Comparative Advantages

Saturday, August 21, 2010

"Love is like economics, all about comparative advantages. If you have the comparative advantage, good for you! If you don't, start considering re-structuring or a transition to another industry in which you have a comparative advantage. And, if you wanna stay in love, know how to sustain your comparative advantage, be perfectly competitive and innovative."

The world is all about economics man. Love is no exception either. Perhaps this is why men humans are fickle-minded creatures; we cheat, we lie, all in the name of love. It is not a wonder why marriage is now a forbidden subject to some couples, and happily ever after seems more like a fairytale rather than reality even though there are so many exemplary role models in our lives, eg. our parents, our grandparents. If your parents are divorced, or your grandfather has more than one wife (that includes mistresses and concubines), then I'm sorry that this situation is inapplicable for your case.

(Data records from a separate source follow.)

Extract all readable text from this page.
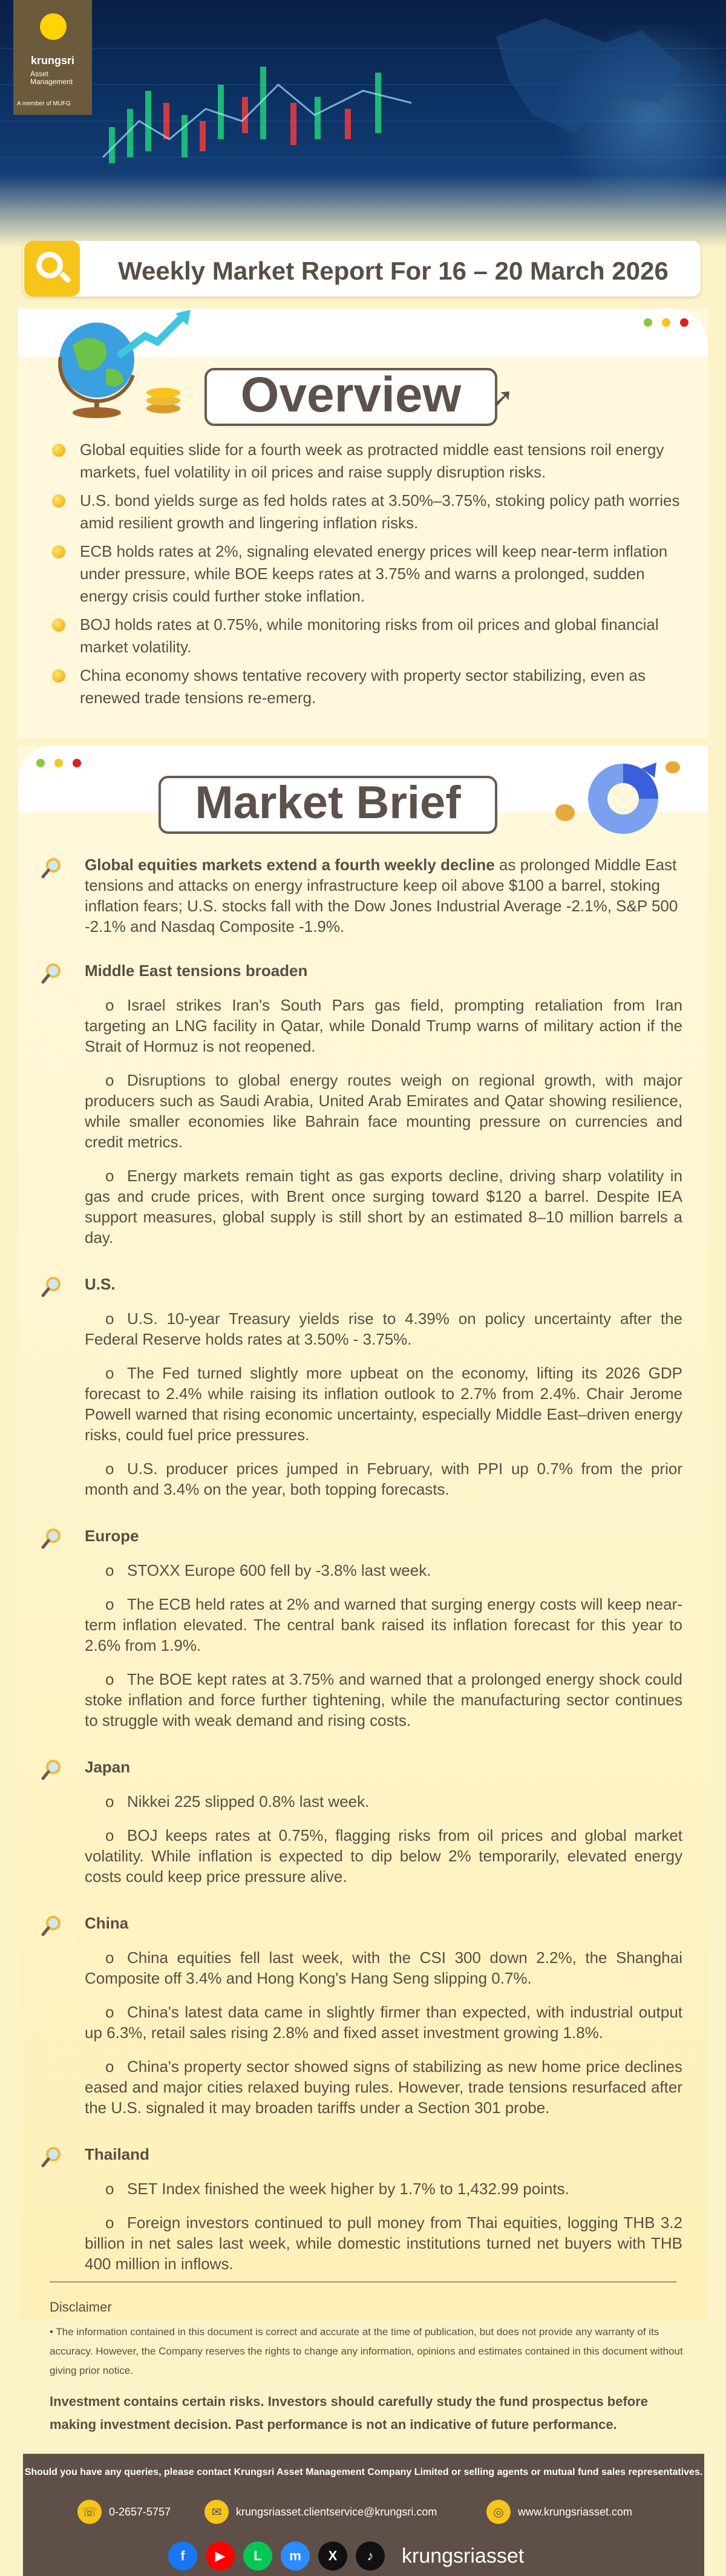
krungsri
Asset
Management
A member of MUFG
Weekly Market Report For 16 – 20 March 2026
Overview	➚
Global equities slide for a fourth week as protracted middle east tensions roil energy markets, fuel volatility in oil prices and raise supply disruption risks.
U.S. bond yields surge as fed holds rates at 3.50%–3.75%, stoking policy path worries amid resilient growth and lingering inflation risks.
ECB holds rates at 2%, signaling elevated energy prices will keep near-term inflation under pressure, while BOE keeps rates at 3.75% and warns a prolonged, sudden energy crisis could further stoke inflation.
BOJ holds rates at 0.75%, while monitoring risks from oil prices and global financial market volatility.
China economy shows tentative recovery with property sector stabilizing, even as renewed trade tensions re-emerg.
Market Brief
Global equities markets extend a fourth weekly decline as prolonged Middle East tensions and attacks on energy infrastructure keep oil above $100 a barrel, stoking inflation fears; U.S. stocks fall with the Dow Jones Industrial Average -2.1%, S&P 500 -2.1% and Nasdaq Composite -1.9%.
Middle East tensions broaden
o Israel strikes Iran's South Pars gas field, prompting retaliation from Iran targeting an LNG facility in Qatar, while Donald Trump warns of military action if the Strait of Hormuz is not reopened.
o Disruptions to global energy routes weigh on regional growth, with major producers such as Saudi Arabia, United Arab Emirates and Qatar showing resilience, while smaller economies like Bahrain face mounting pressure on currencies and credit metrics.
o Energy markets remain tight as gas exports decline, driving sharp volatility in gas and crude prices, with Brent once surging toward $120 a barrel. Despite IEA support measures, global supply is still short by an estimated 8–10 million barrels a day.
U.S.
o U.S. 10-year Treasury yields rise to 4.39% on policy uncertainty after the Federal Reserve holds rates at 3.50% - 3.75%.
o The Fed turned slightly more upbeat on the economy, lifting its 2026 GDP forecast to 2.4% while raising its inflation outlook to 2.7% from 2.4%. Chair Jerome Powell warned that rising economic uncertainty, especially Middle East–driven energy risks, could fuel price pressures.
o U.S. producer prices jumped in February, with PPI up 0.7% from the prior month and 3.4% on the year, both topping forecasts.
Europe
o STOXX Europe 600 fell by -3.8% last week.
o The ECB held rates at 2% and warned that surging energy costs will keep near-term inflation elevated. The central bank raised its inflation forecast for this year to 2.6% from 1.9%.
o The BOE kept rates at 3.75% and warned that a prolonged energy shock could stoke inflation and force further tightening, while the manufacturing sector continues to struggle with weak demand and rising costs.
Japan
o Nikkei 225 slipped 0.8% last week.
o BOJ keeps rates at 0.75%, flagging risks from oil prices and global market volatility. While inflation is expected to dip below 2% temporarily, elevated energy costs could keep price pressure alive.
China
o China equities fell last week, with the CSI 300 down 2.2%, the Shanghai Composite off 3.4% and Hong Kong's Hang Seng slipping 0.7%.
o China's latest data came in slightly firmer than expected, with industrial output up 6.3%, retail sales rising 2.8% and fixed asset investment growing 1.8%.
o China's property sector showed signs of stabilizing as new home price declines eased and major cities relaxed buying rules. However, trade tensions resurfaced after the U.S. signaled it may broaden tariffs under a Section 301 probe.
Thailand
o SET Index finished the week higher by 1.7% to 1,432.99 points.
o Foreign investors continued to pull money from Thai equities, logging THB 3.2 billion in net sales last week, while domestic institutions turned net buyers with THB 400 million in inflows.
Disclaimer
• The information contained in this document is correct and accurate at the time of publication, but does not provide any warranty of its accuracy. However, the Company reserves the rights to change any information, opinions and estimates contained in this document without giving prior notice.
Investment contains certain risks. Investors should carefully study the fund prospectus before making investment decision. Past performance is not an indicative of future performance.
Should you have any queries, please contact Krungsri Asset Management Company Limited or selling agents or mutual fund sales representatives.
☏	0-2657-5757	✉	krungsriasset.clientservice@krungsri.com	◎	www.krungsriasset.com
f	▶	L	m	X	♪	krungsriasset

Too much econs lately. I can't wait for prelims to be over. I NEED TO SHOP. More shorts, more shirts, more dresses, more skirts, more accessories, more money.

Diva, diva, diva, diva, diva, diva, diva, diva, diva, diva, diva, diva, diva, diva, diva, diva, diva, diva, diva, diva, diva, diva.
I'm coming for you. I'll be there with a fat wallet and empty hands, I'll walk out of the place as a pauper carrying bags worth of precious goods. Wait for me, I'm coming!